Host-guest chemistry of a bidentate silyl-triflate bis-Lewis acid - complex complexation behaviour unravelled by diffusion NMR spectroscopy.

The bidentate silicon-based Lewis acid, bis(dimethyl-(trifluoromethylsulfonyl)silylethyl)dimethylsilane, Me2Si[(CH2)2SiMe2OTf]2, was prepared in a two-step synthesis starting from dimethyldivinylsilane by hydrosilylation with dimethylchlorosilane and subsequent Lewis acidity enhancement of the terminal silicon atoms by substituting the chlorine with triflate groups using silver triflate. The potential of the resulting Me2Si[(CH2)2SiMe2OTf]2 for binding of Lewis basic guests was explored in reactions with mono- and bifunctional aromatic nitrogen bases. A 1 : 2-adduct with pyridine and a 2 : 2-adduct with 4,4'-bipyridine was structurally characterised in the solid state. In solution, diffusion NMR spectroscopy revealed the existence of complex dynamic equilibria of oligomers which are formed by the host with bidentate guests. The size of the oligomers is significantly determined by the spatial arrangement of the docking sites within the guests and depends on the host-guest ratio.

Carbon dioxide reduction by an Al-O-P frustrated Lewis pair.

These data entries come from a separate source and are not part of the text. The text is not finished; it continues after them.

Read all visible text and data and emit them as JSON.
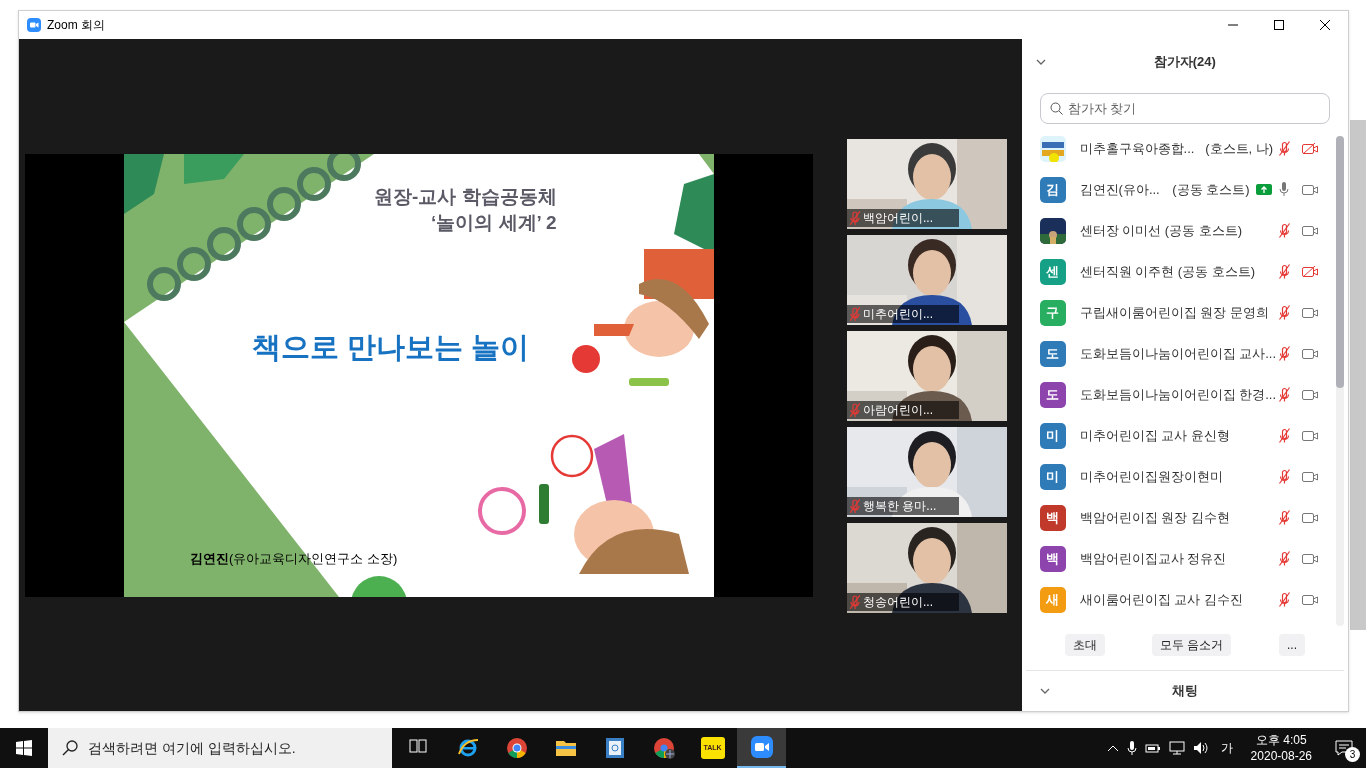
{
  "window": {
    "title": "Zoom 회의"
  },
  "slide": {
    "title_lines": [
      "원장-교사 학습공동체",
      "‘놀이의 세계’ 2"
    ],
    "heading": "책으로 만나보는 놀이",
    "author": "**김연진**(유아교육디자인연구소 소장)"
  },
  "video_tiles": [
    {
      "name": "백암어린이...",
      "muted": true
    },
    {
      "name": "미추어린이...",
      "muted": true
    },
    {
      "name": "아람어린이...",
      "muted": true
    },
    {
      "name": "행복한 용마...",
      "muted": true
    },
    {
      "name": "청송어린이...",
      "muted": true
    }
  ],
  "participants_panel": {
    "title": "참가자(24)",
    "search": {
      "placeholder": "참가자 찾기"
    },
    "participants": [
      {
        "name": "미추홀구육아종합...",
        "role": "(호스트, 나)",
        "muted": true,
        "video_off": true,
        "sharing": false
      },
      {
        "name": "김연진(유아...",
        "role": "(공동 호스트)",
        "avatar": {
          "kind": "initial",
          "letter": "김",
          "color": "#2e7bb8"
        },
        "muted": false,
        "video_off": false,
        "sharing": true
      },
      {
        "name": "센터장 이미선 (공동 호스트)",
        "muted": true,
        "video_off": false,
        "sharing": false
      },
      {
        "name": "센터직원 이주현 (공동 호스트)",
        "avatar": {
          "kind": "initial",
          "letter": "센",
          "color": "#16a085"
        },
        "muted": true,
        "video_off": true,
        "sharing": false
      },
      {
        "name": "구립새이룸어린이집 원장 문영희",
        "avatar": {
          "kind": "initial",
          "letter": "구",
          "color": "#27ae60"
        },
        "muted": true,
        "video_off": false,
        "sharing": false
      },
      {
        "name": "도화보듬이나눔이어린이집 교사...",
        "avatar": {
          "kind": "initial",
          "letter": "도",
          "color": "#2e7bb8"
        },
        "muted": true,
        "video_off": false,
        "sharing": false
      },
      {
        "name": "도화보듬이나눔이어린이집 한경...",
        "avatar": {
          "kind": "initial",
          "letter": "도",
          "color": "#8e44ad"
        },
        "muted": true,
        "video_off": false,
        "sharing": false
      },
      {
        "name": "미추어린이집 교사 윤신형",
        "avatar": {
          "kind": "initial",
          "letter": "미",
          "color": "#2e7bb8"
        },
        "muted": true,
        "video_off": false,
        "sharing": false
      },
      {
        "name": "미추어린이집원장이현미",
        "avatar": {
          "kind": "initial",
          "letter": "미",
          "color": "#2e7bb8"
        },
        "muted": true,
        "video_off": false,
        "sharing": false
      },
      {
        "name": "백암어린이집 원장 김수현",
        "avatar": {
          "kind": "initial",
          "letter": "백",
          "color": "#c0392b"
        },
        "muted": true,
        "video_off": false,
        "sharing": false
      },
      {
        "name": "백암어린이집교사 정유진",
        "avatar": {
          "kind": "initial",
          "letter": "백",
          "color": "#8e44ad"
        },
        "muted": true,
        "video_off": false,
        "sharing": false
      },
      {
        "name": "새이룸어린이집 교사 김수진",
        "avatar": {
          "kind": "initial",
          "letter": "새",
          "color": "#f39c12"
        },
        "muted": true,
        "video_off": false,
        "sharing": false
      }
    ],
    "buttons": [
      "초대",
      "모두 음소거",
      "..."
    ]
  },
  "chat_panel": {
    "title": "채팅"
  },
  "taskbar": {
    "search": {
      "placeholder": "검색하려면 여기에 입력하십시오."
    },
    "apps": [
      {
        "kind": "taskview",
        "selected": false
      },
      {
        "kind": "ie",
        "selected": false
      },
      {
        "kind": "chrome",
        "selected": false
      },
      {
        "kind": "explorer",
        "selected": false
      },
      {
        "kind": "hangul",
        "selected": false
      },
      {
        "kind": "chrome2",
        "selected": false
      },
      {
        "kind": "kakao",
        "label": "TALK",
        "selected": false
      },
      {
        "kind": "zoom",
        "selected": true
      }
    ],
    "ime": "가",
    "time": "오후 4:05",
    "date": "2020-08-26",
    "notifications": "3"
  }
}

The reaction of tBu2P(O)H with Bis2AlH (Bis = CH(SiMe3)2) afforded the adduct tBu2P(H)-O-Al(H)Bis2 (3). It slowly releases H2 to form the first oxygen-bridged geminal Al/P frustrated Lewis pair tBu2P-O-AlBis2. It is capable of reversibly binding molecular hydrogen to afford 3, shown by NMR and H/D scrambling experiments, and forms a 1,2-adduct with CO2. Importantly, the H2 adduct 3 reduces CO2 in a stoichiometric reaction leading to the formic acid adduct tBu2P(H)-O-Al(CO2H)Bis2. The formation of the different species was explored by density functional theory calculations which provide support for the experimental results. All products were characterized by NMR spectroscopy as well as X-ray diffraction experiments and elemental analyses.